Главную роль играл при том Магницкий. Ему отдан был на съедение Казанский университет. Приехав туда и взглянув на профессоров, он тотчас отличил подлецов от порядочных людей: первых приближал к себе, возвышал, представлял к наградам; других преследовал, обижал и выгонял. И в этом поступал он как кровожадные члены Комитета общественного блага (du salut public) во Франции. Является к нему профессор, толкует с ним, сообщает свои мнения, может быть, приносит жалобы. Магницкий слушает его внимательно, благосклонно. По окончании речи говорит: "Я имел до вас просьбу и надеюсь, что вы ее исполните". Профессор кланяется. "Вот лист гербовой бумаги, потрудитесь написать прошение об увольнении вас от службы и будьте уверены, что оно вскоре будет исполнено". Студентов заставлял он ходить в церковь как можно чаще; инспектору и профессорам предписано было присматривать, кто из них молится с большим усердием; по гримасам их, повышал и награждал.

Ханжество, лицемерие, а с тем вместе разврат и нечестие дошли там до высшей степени. Особенно отличался подлостями всякого рода профессор Пальмин, поступивший туда из плохих учителей С.-Петербургской гимназии. Когда иезуитский устав Казанского университета был введен в Петербургский, казанский ректор Никольский поздравил петербургскую обитель благочестия и просвещения отношением, составленным трудами благочестивого Пальмина. Эта бумага сделалась известной и возбудила общий смех. Магницкий видел, что его дураки пошли слишком далеко, и обратил свой гнев на Пальмина. Это же обстоятельство подало Магницкому средство или, лучше сказать, предлог расторгнуть связь свою с Голицыным и передаться Аракчееву.

Рунич был ревнителем, поклонником, подражателем и карикатурой Магницкого. Тот был хитрый и расчетливый плут, насмехался над всем в свете, дурачил кого мог и пользовался слабостями и глупостью людей. Рунич был дурак, хвастун, пустомеля; фанатизм его был не естественный, а прививной: попадись он в руки Рылеева, он был бы повешен вместе с ним. Подражая во всем Магницкому, восхищаясь его Робеспьеровскими подвигами в Казани, Рунич хотел повторить то же с большим блеском и громом в Петербурге.

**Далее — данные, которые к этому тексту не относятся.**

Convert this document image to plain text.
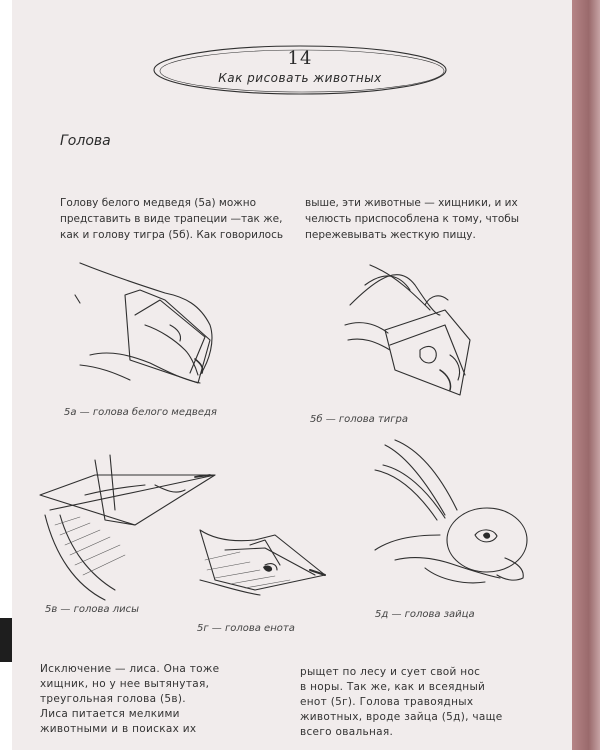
14
Как рисовать животных
Голова
Голову белого медведя (5а) можно
представить в виде трапеции —так же,
как и голову тигра (5б). Как говорилось
выше, эти животные — хищники, и их
челюсть приспособлена к тому, чтобы
пережевывать жесткую пищу.
5а — голова белого медведя
5б — голова тигра
5в — голова лисы
5г — голова енота
5д — голова зайца
Исключение — лиса. Она тоже
хищник, но у нее вытянутая,
треугольная голова (5в).
Лиса питается мелкими
животными и в поисках их
рыщет по лесу и сует свой нос
в норы. Так же, как и всеядный
енот (5г). Голова травоядных
животных, вроде зайца (5д), чаще
всего овальная.
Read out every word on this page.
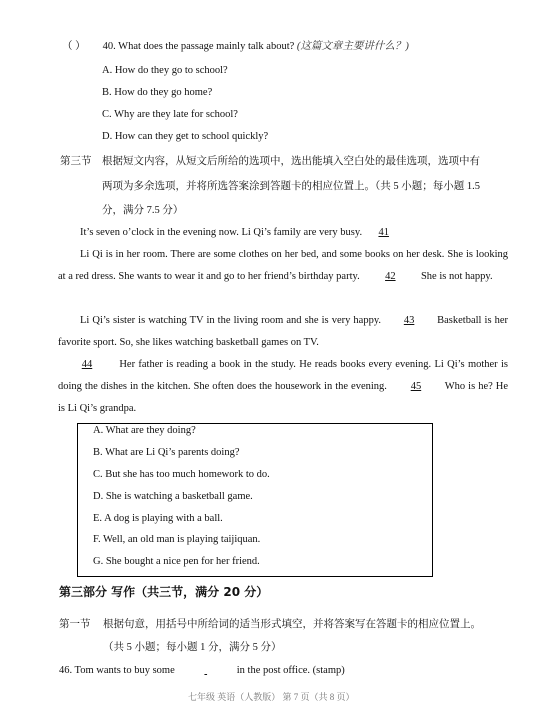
（ ） 40. What does the passage mainly talk about? (这篇文章主要讲什么？)
A. How do they go to school?
B. How do they go home?
C. Why are they late for school?
D. How can they get to school quickly?
第三节 根据短文内容，从短文后所给的选项中，选出能填入空白处的最佳选项，选项中有
两项为多余选项，并将所选答案涂到答题卡的相应位置上。（共 5 小题；每小题 1.5
分，满分 7.5 分）
It’s seven o’clock in the evening now. Li Qi’s family are very busy. 41
Li Qi is in her room. There are some clothes on her bed, and some books on her desk. She is looking at a red dress. She wants to wear it and go to her friend’s birthday party. 42 She is not happy.
Li Qi’s sister is watching TV in the living room and she is very happy. 43 Basketball is her favorite sport. So, she likes watching basketball games on TV.
44	Her father is reading a book in the study. He reads books every evening. Li Qi’s mother is doing the dishes in the kitchen. She often does the housework in the evening. 45 Who is he? He is Li Qi’s grandpa.
A. What are they doing?
B. What are Li Qi’s parents doing?
C. But she has too much homework to do.
D. She is watching a basketball game.
E. A dog is playing with a ball.
F. Well, an old man is playing taijiquan.
G. She bought a nice pen for her friend.
第三部分 写作（共三节，满分 20 分）
第一节 根据句意，用括号中所给词的适当形式填空，并将答案写在答题卡的相应位置上。
（共 5 小题；每小题 1 分，满分 5 分）
46. Tom wants to buy some	in the post office. (stamp)
七年级 英语（人教版） 第 7 页（共 8 页）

Помощником его был профессор русской словесности Яков Васильевич Толмачев, переведенный в университет из петербургской семинарии за то, что учил грамоте девиц Перовских, побочных дочерей графа Разумовского и пресловутой Марьи Михайловны, бывшей потом генеральшей Леонтьевой. Толмачев приобрел, то есть выкрал, тетрадки студентов. Это мне известно в точности. Брат Бориса Карловича Данзаса, Генрих, умерший в молодых летах, лежал больной неопасной болезнью в лазарете и слышал, как Толмачев подговаривал студентов выдать ему тетрадки их товарищей. На возражения их он отвечал: "Что их щадить, этих проклятых немцев, всех их надо выгнать. От них житья нет!" На жертву избраны были профессоры Герман, Раупах, Арсеньев и Галич. Герман, ученик знаменитого Шлёцера в Геттингене, был человек умный и ученый, но тяжелый, ленивый и довольно легкомысленный. Он преподавал в университете всеобщую статистику умно и дельно, но поверхностно. Гораздо интереснее и важнее были частные лекции его в обществе молодых офицеров и других любителей наук. По миновании бури он поступил инспектором классов в Смольном монастыре и Екатерининском институте и пользовался до конца жизни своей милостями императрицы Марии Федоровны. Он издал несколько книг о статистике на русском и на немецком языках, не отличающихся внутренним достоинством и написанных поверхностно, но был человек честный и добрый и никогда не замышлял ничего дурного: это требует напряжения и труда, а он любил негу и лень. Умер он в 1838 году.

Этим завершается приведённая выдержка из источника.